Cybersecurity · NAS Security Attack & Defense Lab · Lab 3 — Privilege Escalation

Lab 3 — Privilege Escalation

Exploit: misconfigured SUID on vim to gain root. Detect via logs and process list; respond by killing sessions and hardening.

Scenario

Following the successful SSH compromise in Lab 2, access was upgraded from a BSD shell to a Meterpreter session. The user lacks root privileges, so the next step is privilege escalation. For this lab, the vim binary is intentionally misconfigured with the SUID bit to demonstrate a common escalation path.

SUID: What It Is

The SUID (Set User ID) permission causes an executable to run with the file owner’s privileges, not the caller’s. It appears as an s in the owner’s execute position in ls -l output.

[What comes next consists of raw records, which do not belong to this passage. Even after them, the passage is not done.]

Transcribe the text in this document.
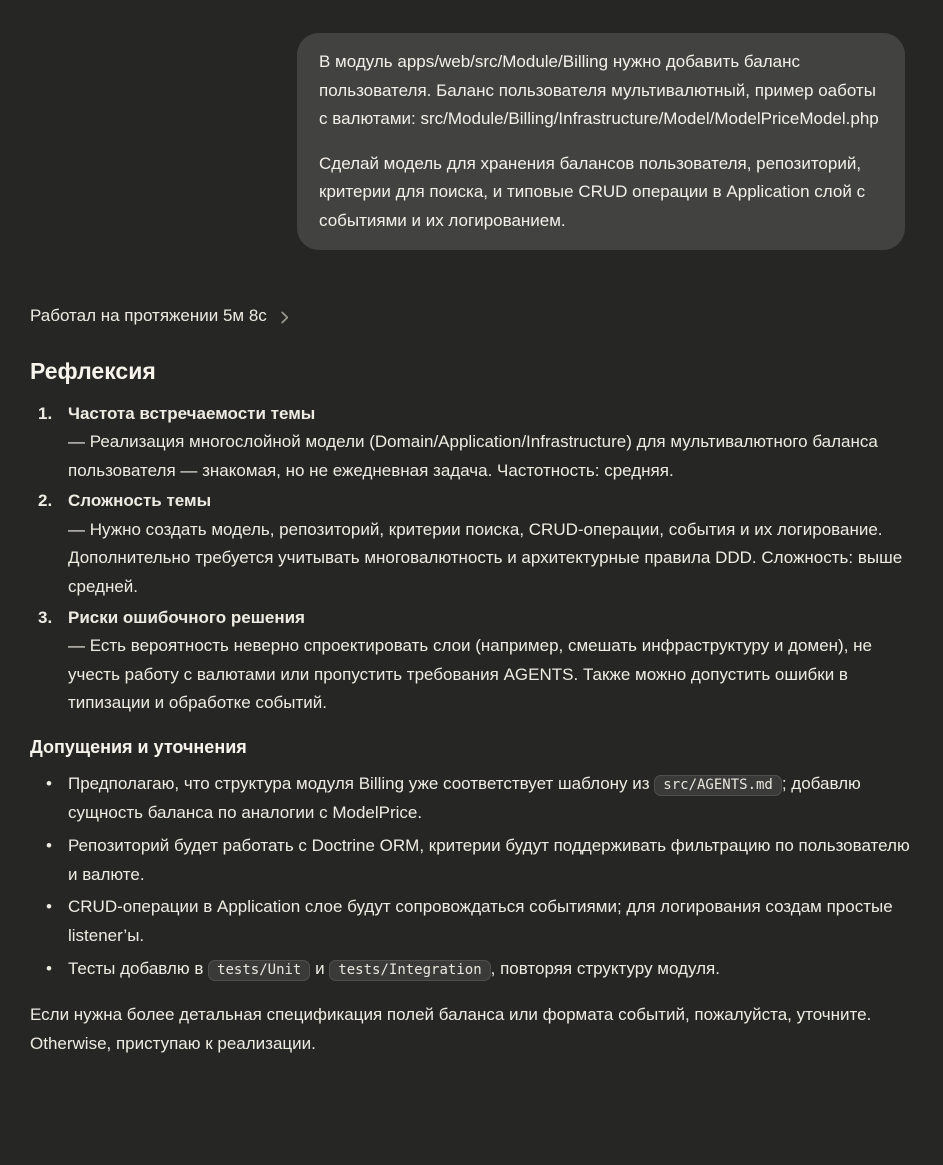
В модуль apps/web/src/Module/Billing нужно добавить баланс пользователя. Баланс пользователя мультивалютный, пример оаботы с валютами: src/Module/Billing/Infrastructure/Model/ModelPriceModel.php

Сделай модель для хранения балансов пользователя, репозиторий, критерии для поиска, и типовые CRUD операции в Application слой с событиями и их логированием.

Работал на протяжении 5м 8с
Рефлексия
1. Частота встречаемости темы
— Реализация многослойной модели (Domain/Application/Infrastructure) для мультивалютного баланса пользователя — знакомая, но не ежедневная задача. Частотность: средняя.
2. Сложность темы
— Нужно создать модель, репозиторий, критерии поиска, CRUD-операции, события и их логирование. Дополнительно требуется учитывать многовалютность и архитектурные правила DDD. Сложность: выше средней.
3. Риски ошибочного решения
— Есть вероятность неверно спроектировать слои (например, смешать инфраструктуру и домен), не учесть работу с валютами или пропустить требования AGENTS. Также можно допустить ошибки в типизации и обработке событий.
Допущения и уточнения
• Предполагаю, что структура модуля Billing уже соответствует шаблону из src/AGENTS.md ; добавлю сущность баланса по аналогии с ModelPrice.
• Репозиторий будет работать с Doctrine ORM, критерии будут поддерживать фильтрацию по пользователю и валюте.
• CRUD-операции в Application слое будут сопровождаться событиями; для логирования создам простые listener’ы.
• Тесты добавлю в tests/Unit и tests/Integration , повторяя структуру модуля.

Если нужна более детальная спецификация полей баланса или формата событий, пожалуйста, уточните. Otherwise, приступаю к реализации.
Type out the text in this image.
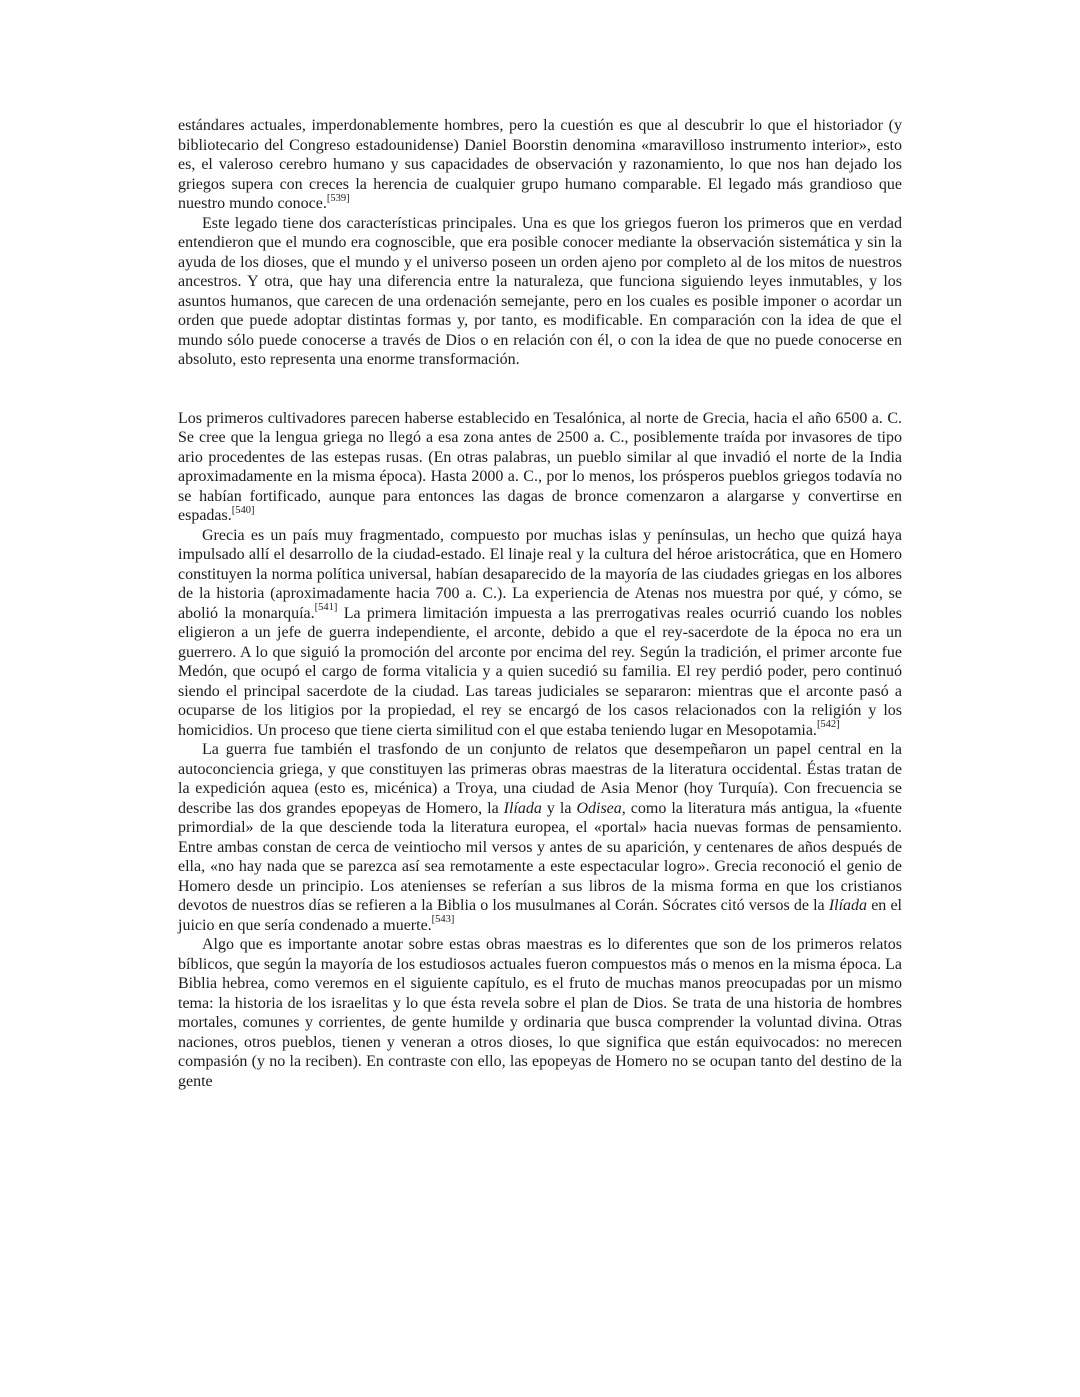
estándares actuales, imperdonablemente hombres, pero la cuestión es que al descubrir lo que el historiador (y bibliotecario del Congreso estadounidense) Daniel Boorstin denomina «maravilloso instrumento interior», esto es, el valeroso cerebro humano y sus capacidades de observación y razonamiento, lo que nos han dejado los griegos supera con creces la herencia de cualquier grupo humano comparable. El legado más grandioso que nuestro mundo conoce.[539]

Este legado tiene dos características principales. Una es que los griegos fueron los primeros que en verdad entendieron que el mundo era cognoscible, que era posible conocer mediante la observación sistemática y sin la ayuda de los dioses, que el mundo y el universo poseen un orden ajeno por completo al de los mitos de nuestros ancestros. Y otra, que hay una diferencia entre la naturaleza, que funciona siguiendo leyes inmutables, y los asuntos humanos, que carecen de una ordenación semejante, pero en los cuales es posible imponer o acordar un orden que puede adoptar distintas formas y, por tanto, es modificable. En comparación con la idea de que el mundo sólo puede conocerse a través de Dios o en relación con él, o con la idea de que no puede conocerse en absoluto, esto representa una enorme transformación.

Los primeros cultivadores parecen haberse establecido en Tesalónica, al norte de Grecia, hacia el año 6500 a. C. Se cree que la lengua griega no llegó a esa zona antes de 2500 a. C., posiblemente traída por invasores de tipo ario procedentes de las estepas rusas. (En otras palabras, un pueblo similar al que invadió el norte de la India aproximadamente en la misma época). Hasta 2000 a. C., por lo menos, los prósperos pueblos griegos todavía no se habían fortificado, aunque para entonces las dagas de bronce comenzaron a alargarse y convertirse en espadas.[540]

Grecia es un país muy fragmentado, compuesto por muchas islas y penínsulas, un hecho que quizá haya impulsado allí el desarrollo de la ciudad-estado. El linaje real y la cultura del héroe aristocrática, que en Homero constituyen la norma política universal, habían desaparecido de la mayoría de las ciudades griegas en los albores de la historia (aproximadamente hacia 700 a. C.). La experiencia de Atenas nos muestra por qué, y cómo, se abolió la monarquía.[541] La primera limitación impuesta a las prerrogativas reales ocurrió cuando los nobles eligieron a un jefe de guerra independiente, el arconte, debido a que el rey-sacerdote de la época no era un guerrero. A lo que siguió la promoción del arconte por encima del rey. Según la tradición, el primer arconte fue Medón, que ocupó el cargo de forma vitalicia y a quien sucedió su familia. El rey perdió poder, pero continuó siendo el principal sacerdote de la ciudad. Las tareas judiciales se separaron: mientras que el arconte pasó a ocuparse de los litigios por la propiedad, el rey se encargó de los casos relacionados con la religión y los homicidios. Un proceso que tiene cierta similitud con el que estaba teniendo lugar en Mesopotamia.[542]

La guerra fue también el trasfondo de un conjunto de relatos que desempeñaron un papel central en la autoconciencia griega, y que constituyen las primeras obras maestras de la literatura occidental. Éstas tratan de la expedición aquea (esto es, micénica) a Troya, una ciudad de Asia Menor (hoy Turquía). Con frecuencia se describe las dos grandes epopeyas de Homero, la Ilíada y la Odisea, como la literatura más antigua, la «fuente primordial» de la que desciende toda la literatura europea, el «portal» hacia nuevas formas de pensamiento. Entre ambas constan de cerca de veintiocho mil versos y antes de su aparición, y centenares de años después de ella, «no hay nada que se parezca así sea remotamente a este espectacular logro». Grecia reconoció el genio de Homero desde un principio. Los atenienses se referían a sus libros de la misma forma en que los cristianos devotos de nuestros días se refieren a la Biblia o los musulmanes al Corán. Sócrates citó versos de la Ilíada en el juicio en que sería condenado a muerte.[543]

Algo que es importante anotar sobre estas obras maestras es lo diferentes que son de los primeros relatos bíblicos, que según la mayoría de los estudiosos actuales fueron compuestos más o menos en la misma época. La Biblia hebrea, como veremos en el siguiente capítulo, es el fruto de muchas manos preocupadas por un mismo tema: la historia de los israelitas y lo que ésta revela sobre el plan de Dios. Se trata de una historia de hombres mortales, comunes y corrientes, de gente humilde y ordinaria que busca comprender la voluntad divina. Otras naciones, otros pueblos, tienen y veneran a otros dioses, lo que significa que están equivocados: no merecen compasión (y no la reciben). En contraste con ello, las epopeyas de Homero no se ocupan tanto del destino de la gente
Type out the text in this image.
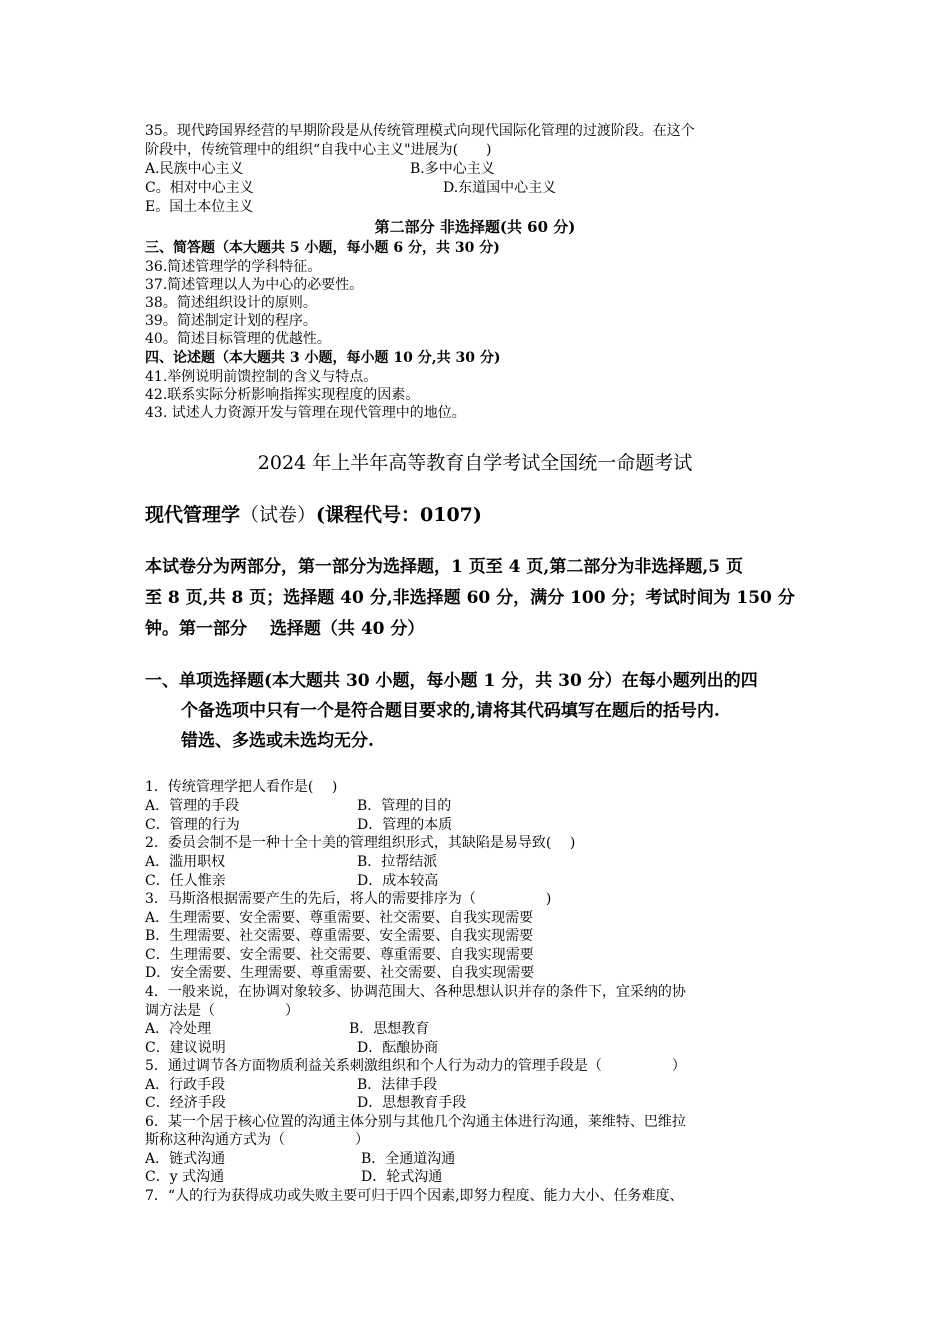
35。现代跨国界经营的早期阶段是从传统管理模式向现代国际化管理的过渡阶段。在这个
阶段中，传统管理中的组织“自我中心主义"进展为(　　)
A.民族中心主义	B.多中心主义
C。相对中心主义	D.东道国中心主义
E。国土本位主义
第二部分 非选择题(共 60 分)
三、简答题（本大题共 5 小题，每小题 6 分，共 30 分)
36.简述管理学的学科特征。
37.简述管理以人为中心的必要性。
38。简述组织设计的原则。
39。简述制定计划的程序。
40。简述目标管理的优越性。
四、论述题（本大题共 3 小题，每小题 10 分,共 30 分)
41.举例说明前馈控制的含义与特点。
42.联系实际分析影响指挥实现程度的因素。
43. 试述人力资源开发与管理在现代管理中的地位。
2024 年上半年高等教育自学考试全国统一命题考试
现代管理学（试卷）(课程代号：0107)
本试卷分为两部分，第一部分为选择题，1 页至 4 页,第二部分为非选择题,5 页
至 8 页,共 8 页；选择题 40 分,非选择题 60 分，满分 100 分；考试时间为 150 分
钟。第一部分　 选择题（共 40 分）
一、单项选择题(本大题共 30 小题，每小题 1 分，共 30 分）在每小题列出的四
个备选项中只有一个是符合题目要求的,请将其代码填写在题后的括号内.
错选、多选或未选均无分.
1．传统管理学把人看作是(　 )
A．管理的手段	B．管理的目的
C．管理的行为	D．管理的本质
2．委员会制不是一种十全十美的管理组织形式，其缺陷是易导致(　 )
A．滥用职权	B．拉帮结派
C．任人惟亲	D．成本较高
3．马斯洛根据需要产生的先后，将人的需要排序为（　　　　　)
A．生理需要、安全需要、尊重需要、社交需要、自我实现需要
B．生理需要、社交需要、尊重需要、安全需要、自我实现需要
C．生理需要、安全需要、社交需要、尊重需要、自我实现需要
D．安全需要、生理需要、尊重需要、社交需要、自我实现需要
4．一般来说，在协调对象较多、协调范围大、各种思想认识并存的条件下，宜采纳的协
调方法是（　　　　　）
A．冷处理	B．思想教育
C．建议说明	D．酝酿协商
5．通过调节各方面物质利益关系刺激组织和个人行为动力的管理手段是（　　　　　）
A．行政手段	B．法律手段
C．经济手段	D．思想教育手段
6．某一个居于核心位置的沟通主体分别与其他几个沟通主体进行沟通，莱维特、巴维拉
斯称这种沟通方式为（　　　　　）
A．链式沟通	B．全通道沟通
C．y 式沟通	D．轮式沟通
7．“人的行为获得成功或失败主要可归于四个因素,即努力程度、能力大小、任务难度、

-rwsr-xr-x 1 root root 12345 Dec 27 12:00 example_program

When a non-root user runs example_program, it executes with root privileges. Misconfiguring SUID on powerful binaries (like editors or shells) can enable trivial escalation.

Offensive

From Meterpreter, spawn an interactive shell:

/bin/sh -i
Spawning an interactive /bin/sh from Meterpreter
Interactive shell obtained.

Initially, vim behaved oddly inside this pseudo-tty (missing editor commands). Inspecting environment variables revealed the TERM variable was unset.

Environment inspection showing missing TERM variable
TERM not set.
Exporting TERM=xterm so vim behaves correctly
Fixing terminal with export TERM=xterm.

With SUID on vim, invoking a shell from inside the editor yields a root shell:

vim
:!sh
Using :!sh inside vim to spawn a shell
:!sh spawns a privileged shell.
Proof of root after exploiting SUID vim
Root access confirmed.

Defensive

Incident Detection

Review authentication and command logs to confirm abuse of vim to spawn a shell:

Logs showing vim execution with -c /bin/sh and sudo attempts
Log events highlight suspicious vim usage launching /bin/sh.

Correlate with process listings to confirm interactive shells and ownership changes:

ps aux output showing shells under ronny and root, indicating escalation
Processes show escalation from user ronny to root.

Response

Terminate malicious sessions and clean up. Kill processes tied to the compromised user and any suspicious root shells:

Killing processes tied to the compromised session
Stopping rogue shells and sessions.

On the attacker side, access is lost:

Attacker session terminated after defensive actions
Command terminated after response actions.

Privilege Escalation via SUID & Environment

This lab demonstrates how a misconfigured SUID binary and an improperly configured environment (TERM) can be combined to achieve root. While production systems rarely ship with SUID on editors, legacy systems and ad-hoc admin changes can introduce these flaws. The workflow mirrors real assessments: identify SUID candidates, fix environment/pty issues, and pivot to a root shell.